Wie die Sperren funktionieren sollen, ist noch unklar

Genau das fordert Tirols Landeshauptmann Platter unablässig. Weil er dabei die längste Zeit das nötige Engagement auf deutscher Seite etwa für den Bau neuer Gleise zum Brennerbasistunnel vermisst hat, setzt er die Blockabfertigung offen als politisches Druckmittel ein. Söders Forderung interpretierte er am Mittwoch als Bestätigung der Tiroler Anti-Transit-Politik. "Der Transitverkehr entlang des Brennerkorridors entsteht nicht in Tirol oder Bayern.
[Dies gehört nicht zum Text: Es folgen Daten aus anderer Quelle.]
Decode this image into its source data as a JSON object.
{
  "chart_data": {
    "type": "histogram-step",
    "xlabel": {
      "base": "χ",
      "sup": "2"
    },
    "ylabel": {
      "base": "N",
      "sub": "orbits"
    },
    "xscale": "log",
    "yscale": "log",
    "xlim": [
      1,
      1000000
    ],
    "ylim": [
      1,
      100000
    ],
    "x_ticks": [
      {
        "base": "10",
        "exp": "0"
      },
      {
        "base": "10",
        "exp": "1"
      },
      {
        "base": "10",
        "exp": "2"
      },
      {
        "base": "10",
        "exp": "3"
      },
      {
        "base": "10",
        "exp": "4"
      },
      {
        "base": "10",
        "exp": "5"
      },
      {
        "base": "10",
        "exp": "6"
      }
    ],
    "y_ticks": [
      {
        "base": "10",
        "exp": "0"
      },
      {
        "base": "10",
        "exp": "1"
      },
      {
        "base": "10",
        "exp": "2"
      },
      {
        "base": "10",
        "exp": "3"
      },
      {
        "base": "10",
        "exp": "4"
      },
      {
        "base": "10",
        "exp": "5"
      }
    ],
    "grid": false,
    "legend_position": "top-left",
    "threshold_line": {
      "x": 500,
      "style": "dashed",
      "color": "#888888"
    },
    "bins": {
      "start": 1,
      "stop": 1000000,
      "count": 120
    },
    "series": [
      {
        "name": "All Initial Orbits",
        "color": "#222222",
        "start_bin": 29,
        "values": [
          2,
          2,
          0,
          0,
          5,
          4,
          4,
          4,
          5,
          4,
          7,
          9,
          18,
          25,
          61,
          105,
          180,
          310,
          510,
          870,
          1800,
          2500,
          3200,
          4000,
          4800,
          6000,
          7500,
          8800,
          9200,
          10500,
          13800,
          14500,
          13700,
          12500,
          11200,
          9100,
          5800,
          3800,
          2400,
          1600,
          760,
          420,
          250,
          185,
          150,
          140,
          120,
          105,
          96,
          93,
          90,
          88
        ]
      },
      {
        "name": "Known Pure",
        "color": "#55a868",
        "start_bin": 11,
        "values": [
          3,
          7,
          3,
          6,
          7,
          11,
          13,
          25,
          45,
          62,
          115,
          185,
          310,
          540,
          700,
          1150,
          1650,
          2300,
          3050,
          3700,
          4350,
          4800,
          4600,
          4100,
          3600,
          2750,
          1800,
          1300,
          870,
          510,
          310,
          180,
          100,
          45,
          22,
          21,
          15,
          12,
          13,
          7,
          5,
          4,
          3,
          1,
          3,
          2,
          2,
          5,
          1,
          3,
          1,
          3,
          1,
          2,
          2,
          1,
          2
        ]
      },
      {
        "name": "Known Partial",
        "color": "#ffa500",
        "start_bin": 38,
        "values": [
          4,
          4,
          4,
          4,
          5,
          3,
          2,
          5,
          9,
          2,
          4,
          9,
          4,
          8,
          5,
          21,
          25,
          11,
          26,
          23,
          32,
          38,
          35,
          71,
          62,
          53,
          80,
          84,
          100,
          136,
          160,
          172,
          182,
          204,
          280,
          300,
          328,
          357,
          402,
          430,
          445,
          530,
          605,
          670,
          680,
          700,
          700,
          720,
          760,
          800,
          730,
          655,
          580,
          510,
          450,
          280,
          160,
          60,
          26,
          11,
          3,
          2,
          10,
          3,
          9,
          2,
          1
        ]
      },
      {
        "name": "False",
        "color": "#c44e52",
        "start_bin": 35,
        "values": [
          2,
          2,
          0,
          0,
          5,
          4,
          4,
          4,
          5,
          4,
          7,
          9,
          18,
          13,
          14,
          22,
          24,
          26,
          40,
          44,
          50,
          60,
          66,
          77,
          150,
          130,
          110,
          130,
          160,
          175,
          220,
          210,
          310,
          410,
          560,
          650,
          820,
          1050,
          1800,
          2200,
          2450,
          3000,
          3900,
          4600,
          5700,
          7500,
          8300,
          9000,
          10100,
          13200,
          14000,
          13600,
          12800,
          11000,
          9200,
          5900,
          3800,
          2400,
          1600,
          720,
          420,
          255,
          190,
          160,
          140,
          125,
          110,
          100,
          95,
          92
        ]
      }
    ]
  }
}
Vielmehr sind wir Opfer einer verfehlten europäischen Verkehrspolitik, die den Transport auf der Straße stark begünstigt und in den vergangenen Jahren eine Transitlawine ausgelöst hat." Zugleich lobt Platter, dass nach langem Widerstand der Staatsregierung und etlicher CSU-Verkehrsminister inzwischen auch Söder eine Verteuerung des Lkw-Transits über den Brenner verlangt.

Wie das genau mit den neuen Sperren funktionieren soll, blieb am Mittwoch unklar - außer, dass sie nur für Lkws im Transitverkehr gelten sollen. Am Landratsamt Rosenheim wirkte man überrascht von Söders Tweet. Gespräche habe es zwar gegeben, zur Umsetzung wisse man aber nichts Näheres. Landrat Otto Lederer (CSU), der eine Reaktion auf die Blockabfertigung für "unausweichlich" hält, würde an den entsprechenden Tagen ein Sperren der Ausfahrten durch den Bund bevorzugen. "Plan B wäre, dass wir für die Staats- und Kreisstraßen selbständig Regelungen treffen." Das bayerische Innenministerium hat am Mittwoch nach eigenen Angaben die Regierung von Oberbayern gebeten, mit dem Landratsamt und den Gemeinden ein Konzept zu entwickeln, wie sich die betreffenden Ausfahrten für Lkws ab 7,5 Tonnen sperren lassen.